Enfin, un ouvrage collectif tout récent, « Le hasard au cœur de la cellule, probabilités, déterminisme, génétique » Collection Matérialogiques, Editions Syllepse, février 2009, dont Jean-Jacques Kupiec a coordonné la rédaction, commente ou développe les thèses de « L’origine des individus », en tenant compte de sensibilités différentes.. Nous en conseillons vivement la lecture (voir http://www.syllepse.net/lng_FR_srub_63_iprod_415-Le-hasard-au-c-ur-de-la-cellule.html )


Il n’est pas facile de faire un commentaire original à propos d’un livre qui a déjà reçu un accueil très favorable, et qui a fait l’objet de nombreuses présentations pertinentes. Ou bien le chroniqueur se borne à reprendre ces présentations en les réécrivant un peu, ou bien il veut innover mais pour cela il doit prendre le risque d’écrire des inexactitudes, ceci dans les deux domaines où l’auteur excelle, la biologie et l’épistémologie.

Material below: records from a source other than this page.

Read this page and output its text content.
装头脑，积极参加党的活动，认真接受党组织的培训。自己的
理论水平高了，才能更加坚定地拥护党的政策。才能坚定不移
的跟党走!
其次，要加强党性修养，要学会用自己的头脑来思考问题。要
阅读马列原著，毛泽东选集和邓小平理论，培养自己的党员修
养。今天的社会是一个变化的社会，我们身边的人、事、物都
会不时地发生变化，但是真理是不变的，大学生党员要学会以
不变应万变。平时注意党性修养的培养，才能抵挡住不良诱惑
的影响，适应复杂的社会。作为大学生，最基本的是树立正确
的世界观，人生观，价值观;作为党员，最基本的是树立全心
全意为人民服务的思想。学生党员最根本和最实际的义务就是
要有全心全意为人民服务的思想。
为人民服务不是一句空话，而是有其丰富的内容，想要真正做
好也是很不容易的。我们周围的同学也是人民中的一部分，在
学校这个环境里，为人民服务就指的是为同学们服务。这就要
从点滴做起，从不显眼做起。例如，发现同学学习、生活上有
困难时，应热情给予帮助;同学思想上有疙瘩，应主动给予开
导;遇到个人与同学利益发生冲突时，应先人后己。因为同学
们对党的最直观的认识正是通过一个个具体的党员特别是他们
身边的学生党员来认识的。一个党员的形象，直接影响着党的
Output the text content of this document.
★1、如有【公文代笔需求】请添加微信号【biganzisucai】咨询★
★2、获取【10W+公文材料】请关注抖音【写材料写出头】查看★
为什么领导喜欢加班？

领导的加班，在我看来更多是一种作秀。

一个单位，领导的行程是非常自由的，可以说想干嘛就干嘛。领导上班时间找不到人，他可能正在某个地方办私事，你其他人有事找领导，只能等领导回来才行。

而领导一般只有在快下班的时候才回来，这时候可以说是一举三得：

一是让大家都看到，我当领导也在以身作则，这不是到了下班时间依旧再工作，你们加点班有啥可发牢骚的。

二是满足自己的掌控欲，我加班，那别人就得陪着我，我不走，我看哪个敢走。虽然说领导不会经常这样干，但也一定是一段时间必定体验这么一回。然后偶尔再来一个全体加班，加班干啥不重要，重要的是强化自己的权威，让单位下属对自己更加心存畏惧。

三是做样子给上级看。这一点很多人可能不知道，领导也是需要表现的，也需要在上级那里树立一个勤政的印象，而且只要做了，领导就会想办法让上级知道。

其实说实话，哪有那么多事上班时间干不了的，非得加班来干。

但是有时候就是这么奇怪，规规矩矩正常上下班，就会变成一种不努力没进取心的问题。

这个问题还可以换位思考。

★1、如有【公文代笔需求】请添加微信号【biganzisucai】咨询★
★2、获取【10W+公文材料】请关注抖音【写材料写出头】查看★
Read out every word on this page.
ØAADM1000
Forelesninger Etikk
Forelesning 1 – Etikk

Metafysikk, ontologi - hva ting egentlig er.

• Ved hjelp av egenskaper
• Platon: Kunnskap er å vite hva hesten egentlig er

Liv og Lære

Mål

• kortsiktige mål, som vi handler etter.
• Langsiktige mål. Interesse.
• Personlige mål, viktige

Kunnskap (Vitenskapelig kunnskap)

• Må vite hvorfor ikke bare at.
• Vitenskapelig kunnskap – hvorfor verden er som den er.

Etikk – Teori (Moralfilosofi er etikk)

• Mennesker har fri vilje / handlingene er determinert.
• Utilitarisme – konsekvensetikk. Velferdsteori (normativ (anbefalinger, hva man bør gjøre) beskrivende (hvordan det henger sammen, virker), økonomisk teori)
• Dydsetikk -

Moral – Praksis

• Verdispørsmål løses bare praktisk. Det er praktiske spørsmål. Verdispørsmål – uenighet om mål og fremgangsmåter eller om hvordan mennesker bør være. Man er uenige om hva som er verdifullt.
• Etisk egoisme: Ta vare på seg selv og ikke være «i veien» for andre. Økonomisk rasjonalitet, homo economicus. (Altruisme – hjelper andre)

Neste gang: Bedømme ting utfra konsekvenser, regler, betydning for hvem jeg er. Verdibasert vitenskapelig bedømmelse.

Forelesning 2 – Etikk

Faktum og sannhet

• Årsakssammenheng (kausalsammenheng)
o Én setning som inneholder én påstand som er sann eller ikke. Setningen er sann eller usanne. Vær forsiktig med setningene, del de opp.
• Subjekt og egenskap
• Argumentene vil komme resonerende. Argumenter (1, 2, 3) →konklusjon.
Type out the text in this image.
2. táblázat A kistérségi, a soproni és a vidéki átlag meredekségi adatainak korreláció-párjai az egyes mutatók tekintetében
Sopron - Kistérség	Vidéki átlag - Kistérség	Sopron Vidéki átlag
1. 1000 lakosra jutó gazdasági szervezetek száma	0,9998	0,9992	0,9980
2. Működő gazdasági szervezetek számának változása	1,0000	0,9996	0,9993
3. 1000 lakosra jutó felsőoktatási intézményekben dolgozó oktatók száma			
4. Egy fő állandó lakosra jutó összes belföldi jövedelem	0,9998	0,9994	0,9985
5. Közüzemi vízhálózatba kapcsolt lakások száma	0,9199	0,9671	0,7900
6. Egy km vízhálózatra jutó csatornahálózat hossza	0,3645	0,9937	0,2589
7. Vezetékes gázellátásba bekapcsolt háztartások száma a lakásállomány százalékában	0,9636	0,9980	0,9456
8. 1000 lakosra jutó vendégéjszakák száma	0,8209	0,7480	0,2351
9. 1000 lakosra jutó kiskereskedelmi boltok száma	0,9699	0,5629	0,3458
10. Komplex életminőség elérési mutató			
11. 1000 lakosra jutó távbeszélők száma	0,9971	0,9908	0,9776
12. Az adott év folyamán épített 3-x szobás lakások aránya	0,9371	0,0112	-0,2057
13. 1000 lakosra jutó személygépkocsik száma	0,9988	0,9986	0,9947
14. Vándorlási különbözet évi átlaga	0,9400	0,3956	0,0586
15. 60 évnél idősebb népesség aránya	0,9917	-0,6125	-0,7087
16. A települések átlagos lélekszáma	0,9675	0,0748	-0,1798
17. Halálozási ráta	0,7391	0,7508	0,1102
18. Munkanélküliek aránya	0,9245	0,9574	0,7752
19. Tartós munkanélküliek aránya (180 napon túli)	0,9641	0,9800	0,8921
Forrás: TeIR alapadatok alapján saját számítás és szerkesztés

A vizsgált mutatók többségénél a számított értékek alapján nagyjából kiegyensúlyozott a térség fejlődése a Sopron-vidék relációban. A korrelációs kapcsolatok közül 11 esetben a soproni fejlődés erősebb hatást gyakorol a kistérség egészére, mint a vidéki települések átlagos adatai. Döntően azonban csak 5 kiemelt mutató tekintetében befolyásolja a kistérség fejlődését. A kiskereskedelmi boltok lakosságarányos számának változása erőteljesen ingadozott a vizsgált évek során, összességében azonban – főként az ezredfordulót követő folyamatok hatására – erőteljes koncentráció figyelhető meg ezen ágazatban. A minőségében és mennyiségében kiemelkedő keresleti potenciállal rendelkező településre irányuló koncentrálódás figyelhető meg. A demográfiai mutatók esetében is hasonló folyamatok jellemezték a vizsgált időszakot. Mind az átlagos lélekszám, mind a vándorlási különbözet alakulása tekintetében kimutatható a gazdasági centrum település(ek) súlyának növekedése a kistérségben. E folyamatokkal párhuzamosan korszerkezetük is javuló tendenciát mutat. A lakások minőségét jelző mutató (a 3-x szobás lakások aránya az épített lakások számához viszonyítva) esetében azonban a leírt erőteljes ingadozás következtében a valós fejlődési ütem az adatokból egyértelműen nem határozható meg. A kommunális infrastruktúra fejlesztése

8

C’est pourtant ce risque que nous allons prendre, en livrant ici notre interprétation de l’œuvre d'ensemble de Jean-Jacques Kupiec. Il s’agit d’une interprétation dans la forme et non dans le fond – sauf in fine. En ce qui concerne le fond en effet, nous nous sommes efforcés de rester fidèle à la pensée de l’auteur, même si nous n’avons pas ici repris tous ses développements. Ceci pour dire que la lecture approfondie d’un livre qui n’est pas très facile (sans être difficile) s’impose à tous ceux s’intéressant à l’évolution contemporaine des recherches en biologie.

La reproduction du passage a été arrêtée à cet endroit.